Edme-Jean Baptiste Bouillon-Lagrange (12 July 1764, Paris – 23 August 1844) was a French chemist and pharmacist. He was a professor of chemistry at the École supérieure de pharmacie de Paris, later serving as director of the school.

He was owner of a pharmacy on Rue Saint-Martin in Paris. Being influenced by Antoine François Fourcroy and Claude Louis Berthollet, in 1789 he began devoting his time and energies to chemical research. Subsequently, he became an instructor at the Ecole de pharmacie in Paris.

He served as a military pharmacist during the Napoleonic campaigns. In 1806 he obtained his medical doctorate from the University of Strasbourg, afterwards serving as a personal physician to Empress Josephine.
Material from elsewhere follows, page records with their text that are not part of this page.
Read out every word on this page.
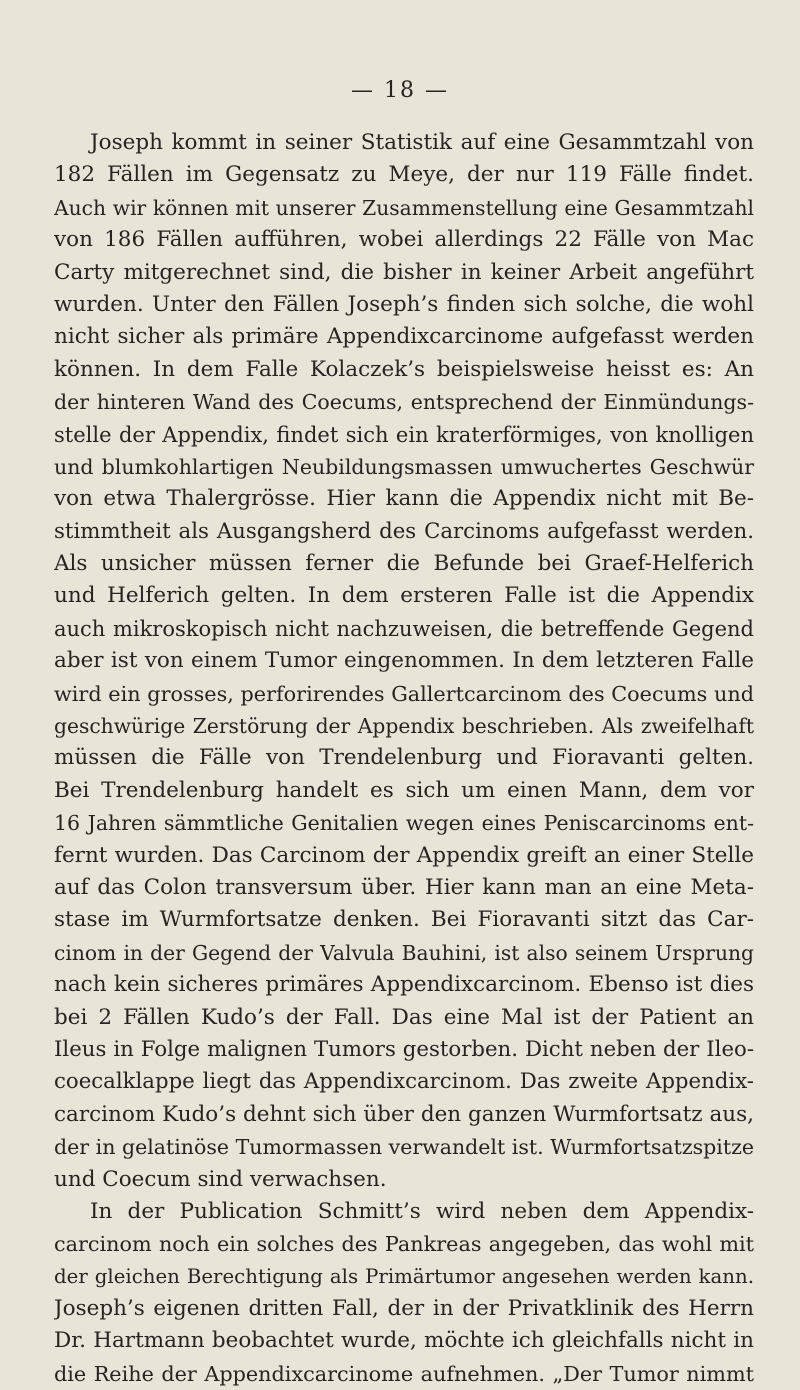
— 18 —
Joseph kommt in seiner Statistik auf eine Gesammtzahl von
182 Fällen im Gegensatz zu Meye, der nur 119 Fälle findet.
Auch wir können mit unserer Zusammenstellung eine Gesammtzahl
von 186 Fällen aufführen, wobei allerdings 22 Fälle von Mac
Carty mitgerechnet sind, die bisher in keiner Arbeit angeführt
wurden. Unter den Fällen Joseph’s finden sich solche, die wohl
nicht sicher als primäre Appendixcarcinome aufgefasst werden
können. In dem Falle Kolaczek’s beispielsweise heisst es: An
der hinteren Wand des Coecums, entsprechend der Einmündungs-
stelle der Appendix, findet sich ein kraterförmiges, von knolligen
und blumkohlartigen Neubildungsmassen umwuchertes Geschwür
von etwa Thalergrösse. Hier kann die Appendix nicht mit Be-
stimmtheit als Ausgangsherd des Carcinoms aufgefasst werden.
Als unsicher müssen ferner die Befunde bei Graef-Helferich
und Helferich gelten. In dem ersteren Falle ist die Appendix
auch mikroskopisch nicht nachzuweisen, die betreffende Gegend
aber ist von einem Tumor eingenommen. In dem letzteren Falle
wird ein grosses, perforirendes Gallertcarcinom des Coecums und
geschwürige Zerstörung der Appendix beschrieben. Als zweifelhaft
müssen die Fälle von Trendelenburg und Fioravanti gelten.
Bei Trendelenburg handelt es sich um einen Mann, dem vor
16 Jahren sämmtliche Genitalien wegen eines Peniscarcinoms ent-
fernt wurden. Das Carcinom der Appendix greift an einer Stelle
auf das Colon transversum über. Hier kann man an eine Meta-
stase im Wurmfortsatze denken. Bei Fioravanti sitzt das Car-
cinom in der Gegend der Valvula Bauhini, ist also seinem Ursprung
nach kein sicheres primäres Appendixcarcinom. Ebenso ist dies
bei 2 Fällen Kudo’s der Fall. Das eine Mal ist der Patient an
Ileus in Folge malignen Tumors gestorben. Dicht neben der Ileo-
coecalklappe liegt das Appendixcarcinom. Das zweite Appendix-
carcinom Kudo’s dehnt sich über den ganzen Wurmfortsatz aus,
der in gelatinöse Tumormassen verwandelt ist. Wurmfortsatzspitze
und Coecum sind verwachsen.
In der Publication Schmitt’s wird neben dem Appendix-
carcinom noch ein solches des Pankreas angegeben, das wohl mit
der gleichen Berechtigung als Primärtumor angesehen werden kann.
Joseph’s eigenen dritten Fall, der in der Privatklinik des Herrn
Dr. Hartmann beobachtet wurde, möchte ich gleichfalls nicht in
die Reihe der Appendixcarcinome aufnehmen. „Der Tumor nimmt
He had spent twelve years as director of the Ecole de pharmacie at the time of his death on 23 August 1844, aged 80.

His studies in the field of chemistry involved investigations of truffles, willow bark, ambergris, garlic, starch, sea water, milk, etc.

== Written works ==
- Cours d'étude pharmaceutique, 1794.
- Herrn B. Lagrange Vollständige Apothekerwissenschaft : aus dem Französischen übersetzt . Vol. 1;3&4 . Baumgärtner, Leipzig 1796-1797 Digital edition by the University and State Library Düsseldorf
- Manuel d'un cours de chimie, ou, Principes élémentaires, théoriques et pratiques de cette science, 1801, translated into English and published as "A manual of a course of chemistry; or, A series of experiments and illustrations, necessary to form a complete course of that science".
- Manuel du pharmacien, 1803.
- Essai sur les eaux minérales, naturelles et artificielles, 1810.